University students, and particularly their parents, are always afraid that their profs might go too fast during lectures thereby impeding their learning. They fear that if the prof goes too fast, they wouldn't absorb much, and they therefore have to spend extra time after-hours doing their own studying.

But there is an even bigger evil that causes much more damage in the long run. This is when profs go too slowly. Kids today can process much more information much faster thanks to the effect of video games and the internet, so if their information channel isn't being filled up fully or close to fully during a lecture, the kids tend to get distracted and think about something else, even if there is sufficient interest in the lecture material.

This might explain why smart kids sometimes perform poorly even on easy courses. One reason is that the prof proceeds with the lecture material too slowly especially during their first and second years, causing the kids to be frequently distracted. Therefore no information is retained from lectures and grades plummet. No smart kid wants to spend extra time studying at home for an easy course. Low traffic in a high bandwidth information channel will always be compensated for by the imagination. This, of course, is nothing but a variant of Parkinson's Law.

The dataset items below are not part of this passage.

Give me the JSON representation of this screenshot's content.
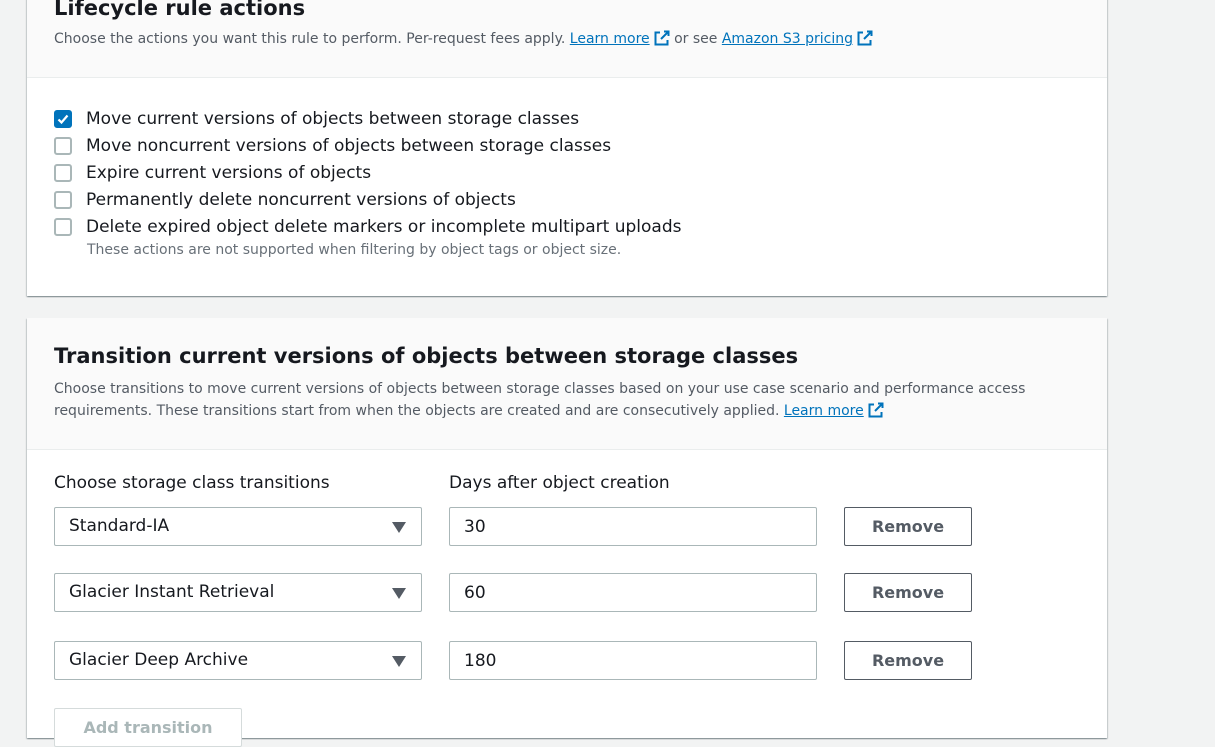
{
  "lifecycle": {
    "title": "Lifecycle rule actions",
    "description": "Choose the actions you want this rule to perform. Per-request fees apply.",
    "learn_more": "Learn more",
    "or_see": "or see",
    "pricing_link": "Amazon S3 pricing",
    "actions": [
      {
        "label": "Move current versions of objects between storage classes",
        "checked": true
      },
      {
        "label": "Move noncurrent versions of objects between storage classes",
        "checked": false
      },
      {
        "label": "Expire current versions of objects",
        "checked": false
      },
      {
        "label": "Permanently delete noncurrent versions of objects",
        "checked": false
      },
      {
        "label": "Delete expired object delete markers or incomplete multipart uploads",
        "checked": false
      }
    ],
    "hint": "These actions are not supported when filtering by object tags or object size."
  },
  "transition": {
    "title": "Transition current versions of objects between storage classes",
    "description": "Choose transitions to move current versions of objects between storage classes based on your use case scenario and performance access requirements. These transitions start from when the objects are created and are consecutively applied.",
    "learn_more": "Learn more",
    "storage_label": "Choose storage class transitions",
    "days_label": "Days after object creation",
    "rows": [
      {
        "storage_class": "Standard-IA",
        "days": "30",
        "remove": "Remove"
      },
      {
        "storage_class": "Glacier Instant Retrieval",
        "days": "60",
        "remove": "Remove"
      },
      {
        "storage_class": "Glacier Deep Archive",
        "days": "180",
        "remove": "Remove"
      }
    ],
    "add_button": "Add transition"
  },
  "colors": {
    "link": "#0073bb",
    "checkbox_checked": "#0073bb",
    "page_bg": "#f2f3f3"
  },
  "icons": [
    "external-link-icon",
    "checkmark-icon",
    "caret-down-icon"
  ]
}
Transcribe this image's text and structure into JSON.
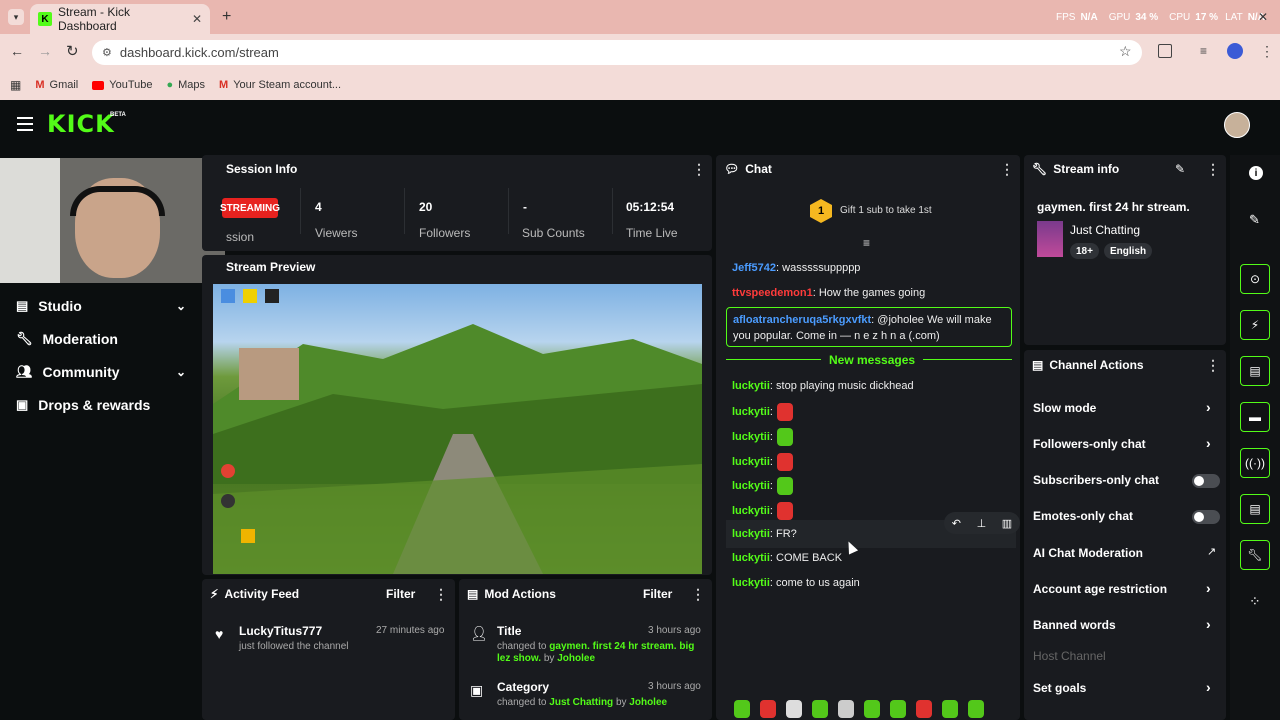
{
  "browser": {
    "tab_title": "Stream - Kick Dashboard",
    "url": "dashboard.kick.com/stream",
    "bookmarks": [
      "Gmail",
      "YouTube",
      "Maps",
      "Your Steam account..."
    ],
    "perf": {
      "fps_label": "FPS",
      "fps_val": "N/A",
      "gpu_label": "GPU",
      "gpu_val": "34 %",
      "cpu_label": "CPU",
      "cpu_val": "17 %",
      "lat_label": "LAT",
      "lat_val": "N/A"
    }
  },
  "brand": {
    "logo": "KICK",
    "beta": "BETA"
  },
  "sidebar": {
    "items": [
      {
        "label": "Studio"
      },
      {
        "label": "Moderation"
      },
      {
        "label": "Community"
      },
      {
        "label": "Drops & rewards"
      }
    ]
  },
  "session": {
    "title": "Session Info",
    "badge": "STREAMING",
    "session_label": "ssion",
    "stats": [
      {
        "value": "4",
        "label": "Viewers"
      },
      {
        "value": "20",
        "label": "Followers"
      },
      {
        "value": "-",
        "label": "Sub Counts"
      },
      {
        "value": "05:12:54",
        "label": "Time Live"
      }
    ]
  },
  "preview": {
    "title": "Stream Preview"
  },
  "activity": {
    "title": "Activity Feed",
    "filter": "Filter",
    "user": "LuckyTitus777",
    "time": "27 minutes ago",
    "text": "just followed the channel"
  },
  "mod": {
    "title": "Mod Actions",
    "filter": "Filter",
    "items": [
      {
        "title": "Title",
        "time": "3 hours ago",
        "pre": "changed to",
        "value": "gaymen. first 24 hr stream. big lez show.",
        "by": "by",
        "user": "Joholee"
      },
      {
        "title": "Category",
        "time": "3 hours ago",
        "pre": "changed to",
        "value": "Just Chatting",
        "by": "by",
        "user": "Joholee"
      }
    ]
  },
  "chat": {
    "title": "Chat",
    "gift_num": "1",
    "gift_text": "Gift 1 sub to take 1st",
    "messages": [
      {
        "user": "Jeff5742",
        "text": ": wasssssuppppp"
      },
      {
        "user": "ttvspeedemon1",
        "text": ": How the games going"
      },
      {
        "user": "afloatrancheruqa5rkgxvfkt",
        "text": ": @joholee We will make you popular. Come in — n e z h n a (.com)"
      }
    ],
    "new_messages": "New messages",
    "new": [
      {
        "user": "luckytii",
        "text": ": stop playing music dickhead"
      },
      {
        "user": "luckytii",
        "text": ":",
        "emote": "red"
      },
      {
        "user": "luckytii",
        "text": ":",
        "emote": "green"
      },
      {
        "user": "luckytii",
        "text": ":",
        "emote": "red"
      },
      {
        "user": "luckytii",
        "text": ":",
        "emote": "green"
      },
      {
        "user": "luckytii",
        "text": ":",
        "emote": "red"
      },
      {
        "user": "luckytii",
        "text": ": FR?"
      },
      {
        "user": "luckytii",
        "text": ": COME BACK"
      },
      {
        "user": "luckytii",
        "text": ": come to us again"
      }
    ]
  },
  "stream_info": {
    "title": "Stream info",
    "stream_title": "gaymen. first 24 hr stream.",
    "category": "Just Chatting",
    "tags": [
      "18+",
      "English"
    ]
  },
  "channel_actions": {
    "title": "Channel Actions",
    "items": [
      {
        "label": "Slow mode",
        "control": "arrow"
      },
      {
        "label": "Followers-only chat",
        "control": "arrow"
      },
      {
        "label": "Subscribers-only chat",
        "control": "toggle"
      },
      {
        "label": "Emotes-only chat",
        "control": "toggle"
      },
      {
        "label": "AI Chat Moderation",
        "control": "external"
      },
      {
        "label": "Account age restriction",
        "control": "arrow"
      },
      {
        "label": "Banned words",
        "control": "arrow"
      },
      {
        "label": "Host Channel",
        "control": "none",
        "disabled": true
      },
      {
        "label": "Set goals",
        "control": "arrow"
      }
    ]
  },
  "colors": {
    "accent": "#53fc18",
    "panel": "#191b1f",
    "bg": "#0b0e0f"
  }
}
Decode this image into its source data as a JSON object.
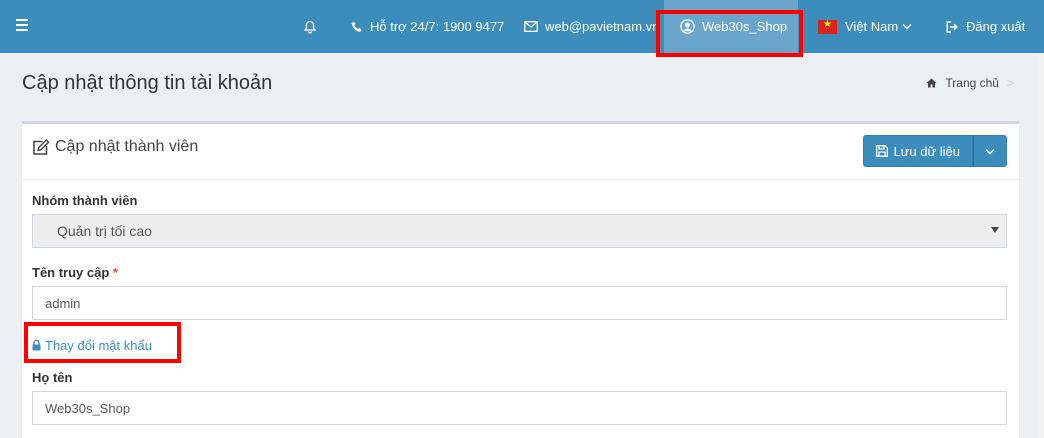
{
  "topnav": {
    "support": "Hỗ trợ 24/7: 1900 9477",
    "email": "web@pavietnam.vn",
    "user": "Web30s_Shop",
    "language": "Việt Nam",
    "logout": "Đăng xuất"
  },
  "header": {
    "title": "Cập nhật thông tin tài khoản",
    "breadcrumb_home": "Trang chủ",
    "breadcrumb_sep": ">"
  },
  "panel": {
    "title": "Cập nhật thành viên",
    "save_label": "Lưu dữ liệu"
  },
  "form": {
    "group_label": "Nhóm thành viên",
    "group_value": "Quản trị tối cao",
    "username_label": "Tên truy cập",
    "required_mark": "*",
    "username_value": "admin",
    "change_password": "Thay đổi mật khẩu",
    "fullname_label": "Họ tên",
    "fullname_value": "Web30s_Shop"
  },
  "colors": {
    "nav_bg": "#3c8dbc",
    "highlight": "#ff0000",
    "required": "#dd4b39"
  }
}
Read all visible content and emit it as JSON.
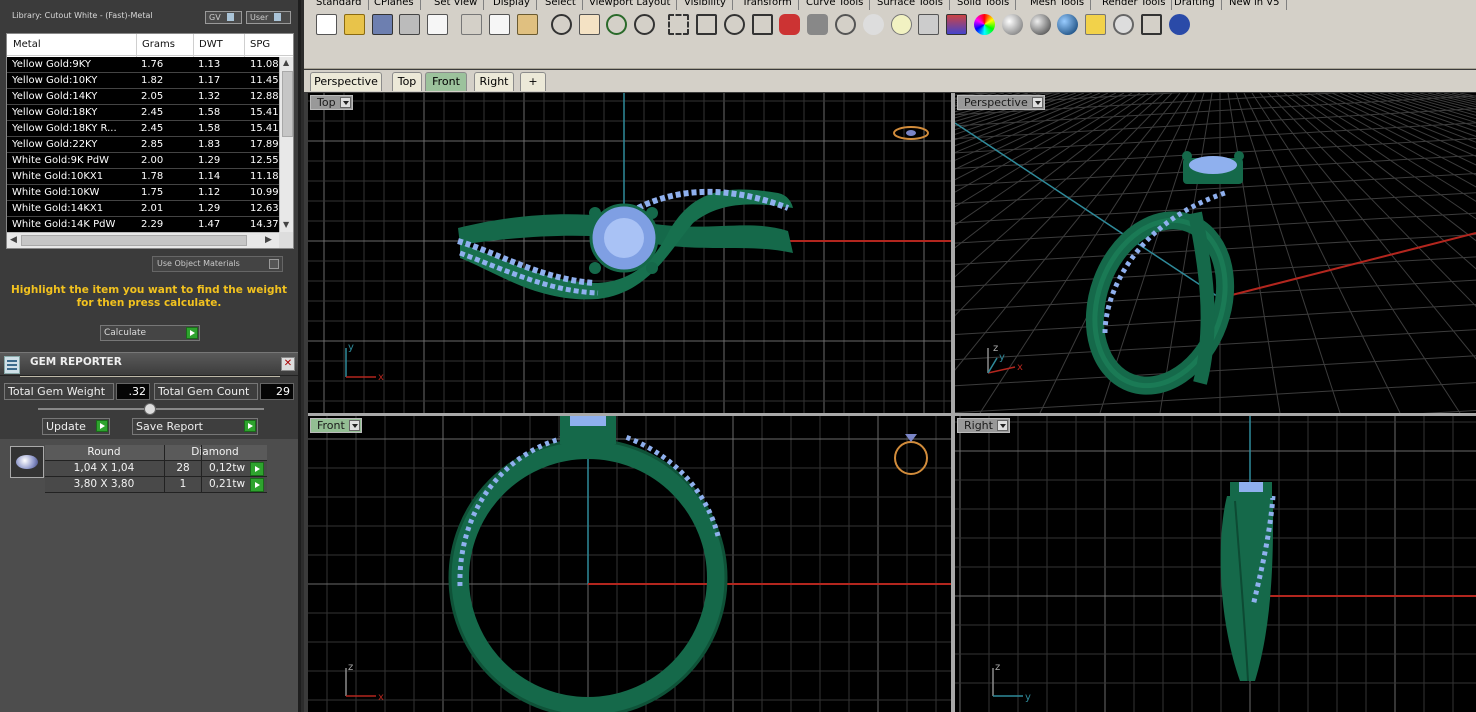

So the point is that slow lectures, usually by older profs whose information bandwidth is much less compared to that of today's students, can sometimes cause more harm than improvement. And because of the 80/20 pareto principle, if your smart kids are losing focus and interest, that puts your smart kids at a disadvantage, which in turn puts your entire school at a disadvantage because it's usually the smartest 20% kids that bring in 80% of your fame.